Traditionally, the operation and maintenance of these cryogenic systems required skilled technicians to manually monitor performance and execute cool down and warm-up procedures, which could take several hours and involved significant operator intervention. The automated system aims to streamline these processes, reducing the mean time to return to service by a factor of two. It employs a single board computer with custom software and hardware to monitor and control the cryogenic operations, allowing for both local and remote operation via a web interface.

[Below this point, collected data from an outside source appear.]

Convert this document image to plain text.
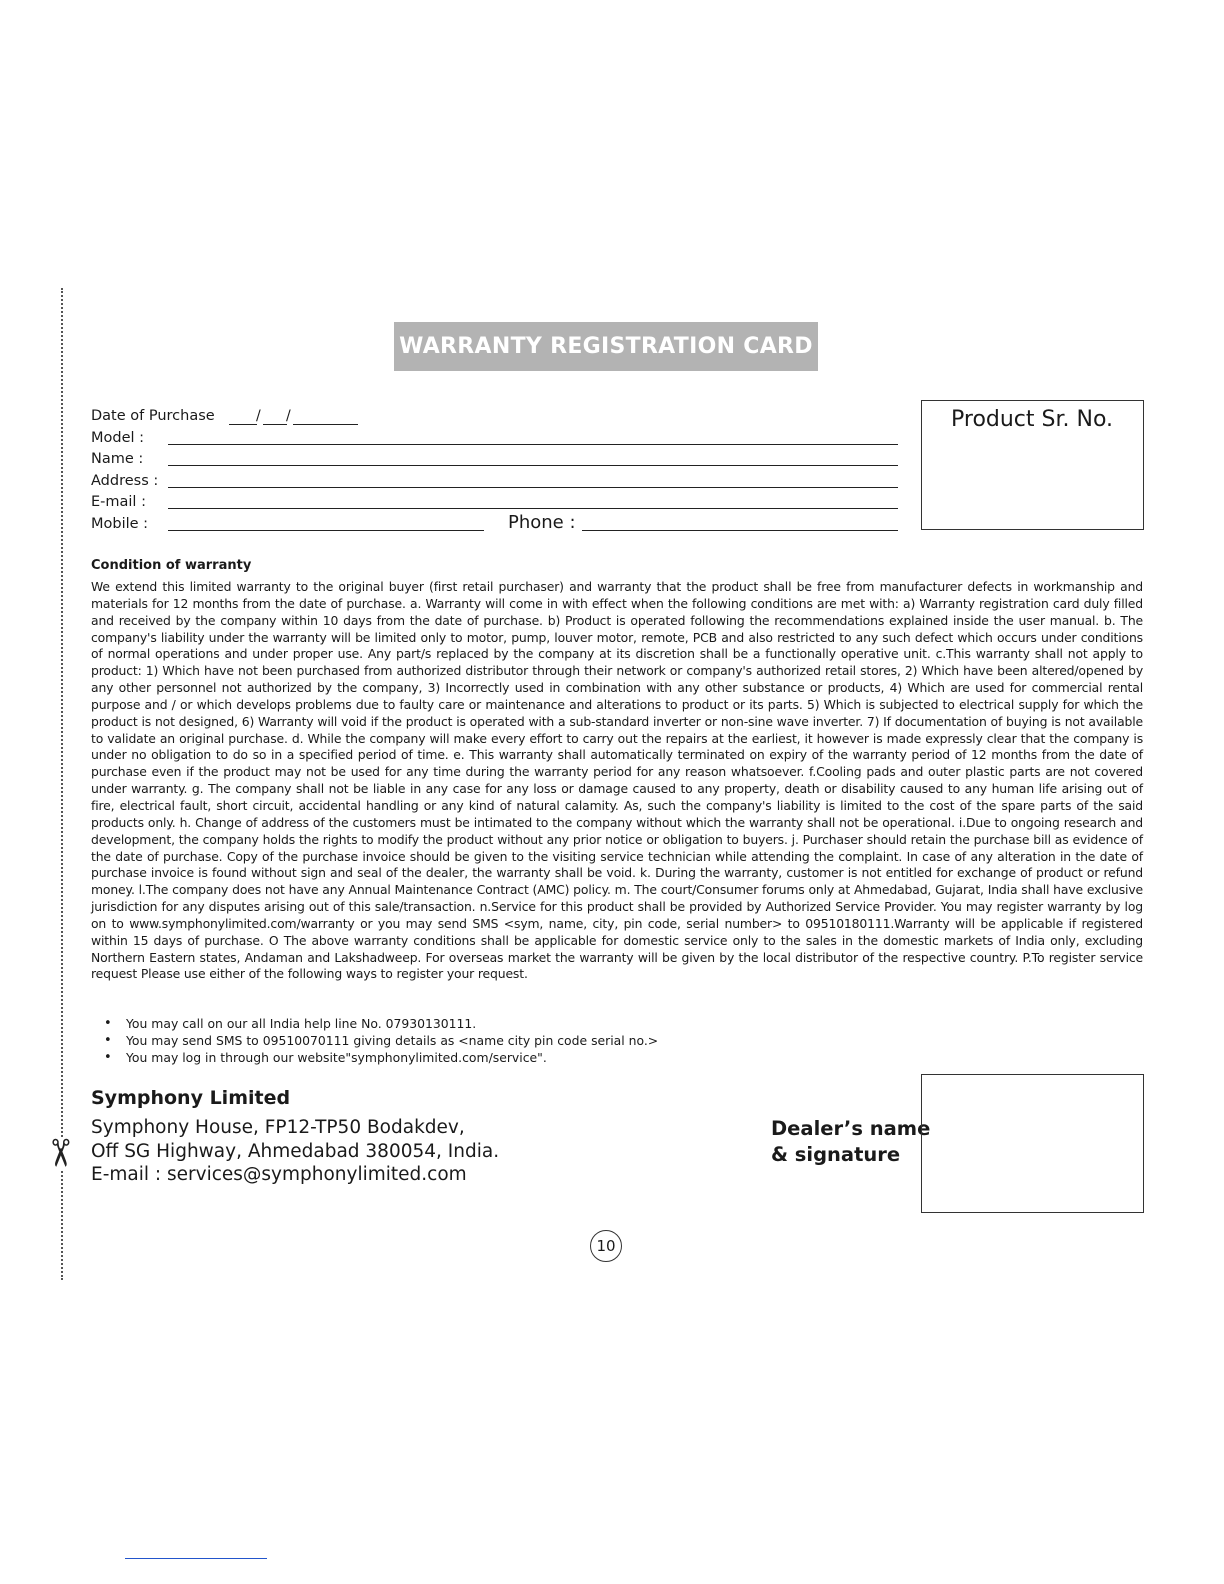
✂
WARRANTY REGISTRATION CARD
Date of Purchase	/ /
Model :
Name :
Address :
E-mail :
Mobile :	Phone :
Product Sr. No.
Condition of warranty
We extend this limited warranty to the original buyer (first retail purchaser) and warranty that the product shall be free from manufacturer defects in workmanship and materials for 12 months from the date of purchase. a. Warranty will come in with effect when the following conditions are met with: a) Warranty registration card duly filled and received by the company within 10 days from the date of purchase. b) Product is operated following the recommendations explained inside the user manual. b. The company's liability under the warranty will be limited only to motor, pump, louver motor, remote, PCB and also restricted to any such defect which occurs under conditions of normal operations and under proper use. Any part/s replaced by the company at its discretion shall be a functionally operative unit. c.This warranty shall not apply to product: 1) Which have not been purchased from authorized distributor through their network or company's authorized retail stores, 2) Which have been altered/opened by any other personnel not authorized by the company, 3) Incorrectly used in combination with any other substance or products, 4) Which are used for commercial rental purpose and / or which develops problems due to faulty care or maintenance and alterations to product or its parts. 5) Which is subjected to electrical supply for which the product is not designed, 6) Warranty will void if the product is operated with a sub-standard inverter or non-sine wave inverter. 7) If documentation of buying is not available to validate an original purchase. d. While the company will make every effort to carry out the repairs at the earliest, it however is made expressly clear that the company is under no obligation to do so in a specified period of time. e. This warranty shall automatically terminated on expiry of the warranty period of 12 months from the date of purchase even if the product may not be used for any time during the warranty period for any reason whatsoever. f.Cooling pads and outer plastic parts are not covered under warranty. g. The company shall not be liable in any case for any loss or damage caused to any property, death or disability caused to any human life arising out of fire, electrical fault, short circuit, accidental handling or any kind of natural calamity. As, such the company's liability is limited to the cost of the spare parts of the said products only. h. Change of address of the customers must be intimated to the company without which the warranty shall not be operational. i.Due to ongoing research and development, the company holds the rights to modify the product without any prior notice or obligation to buyers. j. Purchaser should retain the purchase bill as evidence of the date of purchase. Copy of the purchase invoice should be given to the visiting service technician while attending the complaint. In case of any alteration in the date of purchase invoice is found without sign and seal of the dealer, the warranty shall be void. k. During the warranty, customer is not entitled for exchange of product or refund money. l.The company does not have any Annual Maintenance Contract (AMC) policy. m. The court/Consumer forums only at Ahmedabad, Gujarat, India shall have exclusive jurisdiction for any disputes arising out of this sale/transaction. n.Service for this product shall be provided by Authorized Service Provider. You may register warranty by log on to www.symphonylimited.com/warranty or you may send SMS <sym, name, city, pin code, serial number> to 09510180111.Warranty will be applicable if registered within 15 days of purchase. O The above warranty conditions shall be applicable for domestic service only to the sales in the domestic markets of India only, excluding Northern Eastern states, Andaman and Lakshadweep. For overseas market the warranty will be given by the local distributor of the respective country. P.To register service request Please use either of the following ways to register your request.
•	You may call on our all India help line No. 07930130111.
•	You may send SMS to 09510070111 giving details as <name city pin code serial no.>
•	You may log in through our website"symphonylimited.com/service".
Symphony Limited
Symphony House, FP12-TP50 Bodakdev,
Off SG Highway, Ahmedabad 380054, India.
E-mail : services@symphonylimited.com
Dealer’s name
& signature
10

The system automates critical functions, including the control of the vacuum process, which is essential for maintaining the necessary insulation for the cooled area. It utilizes a commercial electrically operated solenoid valve for vacuum control and a motor starter for compressor power management. The software, developed in a C-based programming language, includes algorithms for converting non-linear output voltages from thermometers and pressure sensors into usable temperature and pressure units. The control algorithms are rule-based, activating devices based on the current operating mode, which includes "Cool," "Heat," "Pump," and "Off" modes.
The document also highlights the system's applications beyond the DSN, indicating its potential use in electronic cooling, medical imaging, and cryopumps. Currently, three systems are operational at each DSN complex, specifically for the Ka2 LNA systems, utilizing a Helix Technology Model 350 two-stage Gifford McMahon cryocooler.
In summary, the Automated Cryocooler Monitor and Control System represents a significant advancement in cryogenic technology, enhancing the efficiency and reliability of critical systems used in space exploration and other fields. The automation of these processes not only improves operational efficiency but also reduces the need for constant human oversight, allowing for more effective management of cryogenic systems.